Según explicó, las reuniones familiares suelen convertirse en escenarios de confrontación cuando se mezclan emociones acumuladas, conflictos personales y licor.
“Siempre está presente el alcohol. Es un día donde se comparte en familia, normalmente bajo la influencia del alcohol, y ahí salen recuerdos, problemas y situaciones emocionales que terminan en peleas, agresiones y hasta muertes”, afirmó Lastra.
El experto sostuvo que la problemática no es nueva y recordó que desde sus años de servicio médico rural ya observaba el mismo patrón de violencia en fechas especiales.
Para él, la raíz del problema también está en la falta de educación emocional dentro de la sociedad: “Las personas no hemos sido educadas para manejar nuestras emociones ni nuestras relaciones humanas.

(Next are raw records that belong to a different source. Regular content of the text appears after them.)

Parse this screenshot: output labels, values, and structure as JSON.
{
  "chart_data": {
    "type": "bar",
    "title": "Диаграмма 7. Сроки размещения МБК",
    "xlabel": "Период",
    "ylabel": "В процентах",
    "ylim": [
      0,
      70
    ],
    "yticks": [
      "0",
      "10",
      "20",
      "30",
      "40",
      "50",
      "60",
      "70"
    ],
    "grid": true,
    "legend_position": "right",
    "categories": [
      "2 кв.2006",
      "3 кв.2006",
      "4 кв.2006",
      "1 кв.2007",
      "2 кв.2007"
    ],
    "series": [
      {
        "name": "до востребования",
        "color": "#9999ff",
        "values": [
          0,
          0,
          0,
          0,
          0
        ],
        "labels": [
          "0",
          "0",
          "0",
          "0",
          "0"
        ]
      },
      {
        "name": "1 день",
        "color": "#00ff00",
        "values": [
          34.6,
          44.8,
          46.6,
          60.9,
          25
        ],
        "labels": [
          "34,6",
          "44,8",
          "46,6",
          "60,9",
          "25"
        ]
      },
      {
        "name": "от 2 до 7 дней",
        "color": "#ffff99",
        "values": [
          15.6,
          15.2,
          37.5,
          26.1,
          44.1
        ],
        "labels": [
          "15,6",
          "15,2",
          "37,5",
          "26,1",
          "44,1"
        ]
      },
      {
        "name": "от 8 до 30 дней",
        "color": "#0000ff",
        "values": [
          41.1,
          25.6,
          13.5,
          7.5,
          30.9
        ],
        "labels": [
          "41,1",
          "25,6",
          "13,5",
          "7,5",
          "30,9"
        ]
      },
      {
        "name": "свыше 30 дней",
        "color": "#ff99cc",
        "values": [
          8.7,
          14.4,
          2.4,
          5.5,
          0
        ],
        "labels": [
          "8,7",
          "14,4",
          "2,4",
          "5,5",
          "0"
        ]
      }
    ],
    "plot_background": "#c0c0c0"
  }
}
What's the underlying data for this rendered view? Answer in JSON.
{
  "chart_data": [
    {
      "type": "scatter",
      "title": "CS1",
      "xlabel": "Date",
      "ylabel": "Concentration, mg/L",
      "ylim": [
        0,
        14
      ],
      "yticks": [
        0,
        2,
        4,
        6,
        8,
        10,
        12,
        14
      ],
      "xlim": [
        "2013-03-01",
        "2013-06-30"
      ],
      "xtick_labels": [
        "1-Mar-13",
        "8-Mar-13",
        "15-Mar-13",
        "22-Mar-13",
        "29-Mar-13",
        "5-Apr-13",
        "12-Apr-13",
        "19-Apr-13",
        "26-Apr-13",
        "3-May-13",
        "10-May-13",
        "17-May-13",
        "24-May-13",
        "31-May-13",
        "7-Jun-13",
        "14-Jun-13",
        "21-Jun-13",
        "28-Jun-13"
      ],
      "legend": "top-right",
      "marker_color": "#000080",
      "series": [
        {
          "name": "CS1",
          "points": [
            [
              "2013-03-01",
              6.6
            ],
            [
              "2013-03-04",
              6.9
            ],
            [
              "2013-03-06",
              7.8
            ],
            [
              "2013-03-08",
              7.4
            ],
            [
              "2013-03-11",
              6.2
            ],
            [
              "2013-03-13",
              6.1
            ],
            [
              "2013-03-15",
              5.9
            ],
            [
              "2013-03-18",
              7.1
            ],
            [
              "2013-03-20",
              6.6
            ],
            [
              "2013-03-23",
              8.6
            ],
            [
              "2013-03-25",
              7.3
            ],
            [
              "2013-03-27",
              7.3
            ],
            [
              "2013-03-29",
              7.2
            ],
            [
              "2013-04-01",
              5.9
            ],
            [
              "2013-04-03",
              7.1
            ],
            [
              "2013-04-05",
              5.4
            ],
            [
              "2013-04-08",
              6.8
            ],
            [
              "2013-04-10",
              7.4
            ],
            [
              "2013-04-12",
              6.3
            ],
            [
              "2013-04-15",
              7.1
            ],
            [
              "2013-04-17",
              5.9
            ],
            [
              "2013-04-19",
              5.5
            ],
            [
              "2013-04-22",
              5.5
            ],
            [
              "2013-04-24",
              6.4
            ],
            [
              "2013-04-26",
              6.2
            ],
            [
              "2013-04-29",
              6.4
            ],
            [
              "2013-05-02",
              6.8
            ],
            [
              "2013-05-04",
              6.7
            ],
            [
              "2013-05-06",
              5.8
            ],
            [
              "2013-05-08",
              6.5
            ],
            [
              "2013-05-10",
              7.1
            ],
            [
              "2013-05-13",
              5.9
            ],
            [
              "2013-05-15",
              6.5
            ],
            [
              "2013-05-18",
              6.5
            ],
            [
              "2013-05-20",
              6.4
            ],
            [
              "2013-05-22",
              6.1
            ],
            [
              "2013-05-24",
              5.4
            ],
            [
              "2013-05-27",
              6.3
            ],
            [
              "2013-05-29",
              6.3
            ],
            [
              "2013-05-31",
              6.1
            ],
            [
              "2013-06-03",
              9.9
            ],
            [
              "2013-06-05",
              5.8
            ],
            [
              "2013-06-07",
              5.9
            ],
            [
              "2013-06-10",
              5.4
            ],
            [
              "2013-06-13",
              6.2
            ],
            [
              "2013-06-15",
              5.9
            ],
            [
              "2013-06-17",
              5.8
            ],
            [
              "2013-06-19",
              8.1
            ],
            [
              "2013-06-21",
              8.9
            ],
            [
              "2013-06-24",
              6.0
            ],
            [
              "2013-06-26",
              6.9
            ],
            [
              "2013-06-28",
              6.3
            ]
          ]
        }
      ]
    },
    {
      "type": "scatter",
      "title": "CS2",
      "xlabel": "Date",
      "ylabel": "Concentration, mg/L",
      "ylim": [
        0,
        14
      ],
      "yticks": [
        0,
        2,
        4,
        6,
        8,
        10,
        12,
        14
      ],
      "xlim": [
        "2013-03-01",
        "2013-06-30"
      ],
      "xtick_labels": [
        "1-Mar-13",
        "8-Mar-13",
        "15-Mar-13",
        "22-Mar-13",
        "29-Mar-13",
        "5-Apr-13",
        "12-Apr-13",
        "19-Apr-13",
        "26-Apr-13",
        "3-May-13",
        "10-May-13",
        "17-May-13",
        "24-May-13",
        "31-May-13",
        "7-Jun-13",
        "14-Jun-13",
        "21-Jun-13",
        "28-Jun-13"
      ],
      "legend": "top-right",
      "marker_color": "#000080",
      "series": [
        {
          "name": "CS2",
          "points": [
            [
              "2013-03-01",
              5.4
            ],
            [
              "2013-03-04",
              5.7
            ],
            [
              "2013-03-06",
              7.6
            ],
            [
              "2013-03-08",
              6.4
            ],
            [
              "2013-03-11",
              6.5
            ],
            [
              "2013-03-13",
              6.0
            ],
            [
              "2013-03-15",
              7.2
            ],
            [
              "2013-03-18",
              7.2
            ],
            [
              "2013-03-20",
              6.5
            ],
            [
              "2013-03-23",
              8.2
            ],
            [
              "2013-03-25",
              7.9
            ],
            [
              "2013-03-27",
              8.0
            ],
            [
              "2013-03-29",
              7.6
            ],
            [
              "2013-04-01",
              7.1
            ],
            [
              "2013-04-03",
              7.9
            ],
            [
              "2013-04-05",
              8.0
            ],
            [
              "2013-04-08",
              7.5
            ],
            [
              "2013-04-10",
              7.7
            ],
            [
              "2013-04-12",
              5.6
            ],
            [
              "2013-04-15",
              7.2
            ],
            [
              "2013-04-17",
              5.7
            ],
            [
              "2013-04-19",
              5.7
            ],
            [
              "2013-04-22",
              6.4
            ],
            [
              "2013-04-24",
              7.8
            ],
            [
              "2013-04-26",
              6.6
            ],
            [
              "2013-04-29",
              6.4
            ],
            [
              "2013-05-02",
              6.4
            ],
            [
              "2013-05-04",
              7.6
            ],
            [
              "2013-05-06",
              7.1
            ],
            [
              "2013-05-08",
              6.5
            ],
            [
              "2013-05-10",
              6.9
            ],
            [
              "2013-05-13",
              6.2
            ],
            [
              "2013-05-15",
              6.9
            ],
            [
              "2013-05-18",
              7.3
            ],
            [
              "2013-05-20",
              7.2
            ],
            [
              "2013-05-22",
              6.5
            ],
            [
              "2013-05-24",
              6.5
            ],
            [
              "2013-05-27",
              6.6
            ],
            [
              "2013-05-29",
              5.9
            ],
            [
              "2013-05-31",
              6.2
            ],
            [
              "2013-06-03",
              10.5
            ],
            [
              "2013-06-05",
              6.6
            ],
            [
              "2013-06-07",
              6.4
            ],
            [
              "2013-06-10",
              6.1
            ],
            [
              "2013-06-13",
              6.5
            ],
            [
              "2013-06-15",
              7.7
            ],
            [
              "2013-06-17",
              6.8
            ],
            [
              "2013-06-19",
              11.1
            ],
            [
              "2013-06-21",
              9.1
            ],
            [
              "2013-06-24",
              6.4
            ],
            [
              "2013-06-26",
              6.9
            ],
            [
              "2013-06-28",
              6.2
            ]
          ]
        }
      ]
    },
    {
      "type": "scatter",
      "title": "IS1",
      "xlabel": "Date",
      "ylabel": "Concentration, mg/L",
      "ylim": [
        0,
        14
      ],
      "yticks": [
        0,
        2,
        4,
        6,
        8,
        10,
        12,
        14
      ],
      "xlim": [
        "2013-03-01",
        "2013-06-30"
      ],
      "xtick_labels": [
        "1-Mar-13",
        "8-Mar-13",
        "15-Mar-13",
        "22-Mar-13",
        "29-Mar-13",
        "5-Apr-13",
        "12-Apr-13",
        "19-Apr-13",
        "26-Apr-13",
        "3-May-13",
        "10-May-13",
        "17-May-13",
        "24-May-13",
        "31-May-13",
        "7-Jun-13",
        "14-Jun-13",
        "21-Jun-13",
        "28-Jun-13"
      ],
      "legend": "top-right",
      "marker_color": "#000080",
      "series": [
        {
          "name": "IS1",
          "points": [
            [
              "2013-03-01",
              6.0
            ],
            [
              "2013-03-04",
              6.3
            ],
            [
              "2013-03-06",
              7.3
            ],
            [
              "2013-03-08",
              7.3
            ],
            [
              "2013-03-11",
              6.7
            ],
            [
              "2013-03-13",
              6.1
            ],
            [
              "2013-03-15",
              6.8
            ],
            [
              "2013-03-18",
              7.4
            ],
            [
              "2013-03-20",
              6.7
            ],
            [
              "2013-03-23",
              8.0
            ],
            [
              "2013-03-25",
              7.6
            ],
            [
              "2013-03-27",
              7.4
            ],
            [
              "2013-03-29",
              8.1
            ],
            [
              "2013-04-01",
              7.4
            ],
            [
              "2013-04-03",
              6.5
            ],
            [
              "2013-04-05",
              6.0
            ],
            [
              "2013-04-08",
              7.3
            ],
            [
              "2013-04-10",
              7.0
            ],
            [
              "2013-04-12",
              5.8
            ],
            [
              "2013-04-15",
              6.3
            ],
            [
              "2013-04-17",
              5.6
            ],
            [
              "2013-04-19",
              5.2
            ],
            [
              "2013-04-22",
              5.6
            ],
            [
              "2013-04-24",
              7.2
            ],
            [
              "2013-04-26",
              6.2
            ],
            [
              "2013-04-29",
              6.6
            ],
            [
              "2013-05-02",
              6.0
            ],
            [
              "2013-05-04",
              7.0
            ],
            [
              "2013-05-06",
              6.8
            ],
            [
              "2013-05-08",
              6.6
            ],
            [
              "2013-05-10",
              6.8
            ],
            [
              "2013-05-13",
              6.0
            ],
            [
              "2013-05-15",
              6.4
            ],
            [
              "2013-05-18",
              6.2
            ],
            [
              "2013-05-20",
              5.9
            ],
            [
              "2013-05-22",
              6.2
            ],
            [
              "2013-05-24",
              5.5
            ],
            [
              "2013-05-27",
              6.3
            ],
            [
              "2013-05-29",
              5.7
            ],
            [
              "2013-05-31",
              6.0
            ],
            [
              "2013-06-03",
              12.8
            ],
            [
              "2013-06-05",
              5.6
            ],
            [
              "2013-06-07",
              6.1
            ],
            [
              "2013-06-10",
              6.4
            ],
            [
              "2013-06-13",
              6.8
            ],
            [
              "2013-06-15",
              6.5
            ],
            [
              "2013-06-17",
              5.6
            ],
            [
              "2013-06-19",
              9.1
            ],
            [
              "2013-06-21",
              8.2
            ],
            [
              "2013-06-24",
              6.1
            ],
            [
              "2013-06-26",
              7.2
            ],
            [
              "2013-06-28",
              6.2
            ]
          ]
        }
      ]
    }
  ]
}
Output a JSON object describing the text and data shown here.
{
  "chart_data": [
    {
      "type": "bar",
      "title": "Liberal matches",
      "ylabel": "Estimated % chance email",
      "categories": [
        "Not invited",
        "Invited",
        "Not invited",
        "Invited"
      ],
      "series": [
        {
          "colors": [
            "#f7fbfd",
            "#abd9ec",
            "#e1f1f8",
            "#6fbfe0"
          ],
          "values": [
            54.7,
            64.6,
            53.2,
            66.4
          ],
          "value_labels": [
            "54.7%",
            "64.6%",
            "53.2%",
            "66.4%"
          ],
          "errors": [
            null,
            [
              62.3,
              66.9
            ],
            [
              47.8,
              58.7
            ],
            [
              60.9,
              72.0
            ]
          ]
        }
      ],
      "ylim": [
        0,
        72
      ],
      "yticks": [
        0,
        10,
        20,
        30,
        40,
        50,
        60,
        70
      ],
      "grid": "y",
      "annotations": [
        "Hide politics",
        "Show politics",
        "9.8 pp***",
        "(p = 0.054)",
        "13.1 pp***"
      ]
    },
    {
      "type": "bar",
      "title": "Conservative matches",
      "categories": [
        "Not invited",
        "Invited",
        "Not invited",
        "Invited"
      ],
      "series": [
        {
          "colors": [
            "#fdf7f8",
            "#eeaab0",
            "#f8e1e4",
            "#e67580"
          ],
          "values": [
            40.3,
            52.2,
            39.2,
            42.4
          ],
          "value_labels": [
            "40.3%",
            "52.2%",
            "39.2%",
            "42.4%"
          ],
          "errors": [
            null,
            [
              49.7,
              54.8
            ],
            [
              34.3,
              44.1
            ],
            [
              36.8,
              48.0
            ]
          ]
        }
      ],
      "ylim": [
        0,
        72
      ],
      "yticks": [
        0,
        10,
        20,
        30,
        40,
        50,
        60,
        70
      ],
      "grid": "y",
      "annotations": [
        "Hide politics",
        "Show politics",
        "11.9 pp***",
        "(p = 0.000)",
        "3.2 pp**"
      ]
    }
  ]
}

Ahí está el verdadero problema”, indicó.
Lastra relacionó esta situación con el aumento de separaciones, los casos de celos extremos y los feminicidios, asegurando que muchos de estos hechos tienen un origen emocional mal manejado.
Incluso, insistió ante esta redacción en la necesidad de cambiar la percepción frente a los conflictos de pareja y aprender a reaccionar desde el respeto y no desde la violencia.
“El alcohol libera los instintos del ser humano. Una persona embriagada se vuelve más impulsiva, más agresiva y pierde control de sus emociones”, agregó.
Finalmente, el médico hizo un llamado a que la celebración del Día de la Madre se convierta en un espacio de reconocimiento y tranquilidad, dejando de lado los excesos y el consumo desmedido de alcohol.
“El mejor homenaje para las madres es compartir en paz, halagarlas y evitar que el alcohol termine destruyendo familias”, concluyó.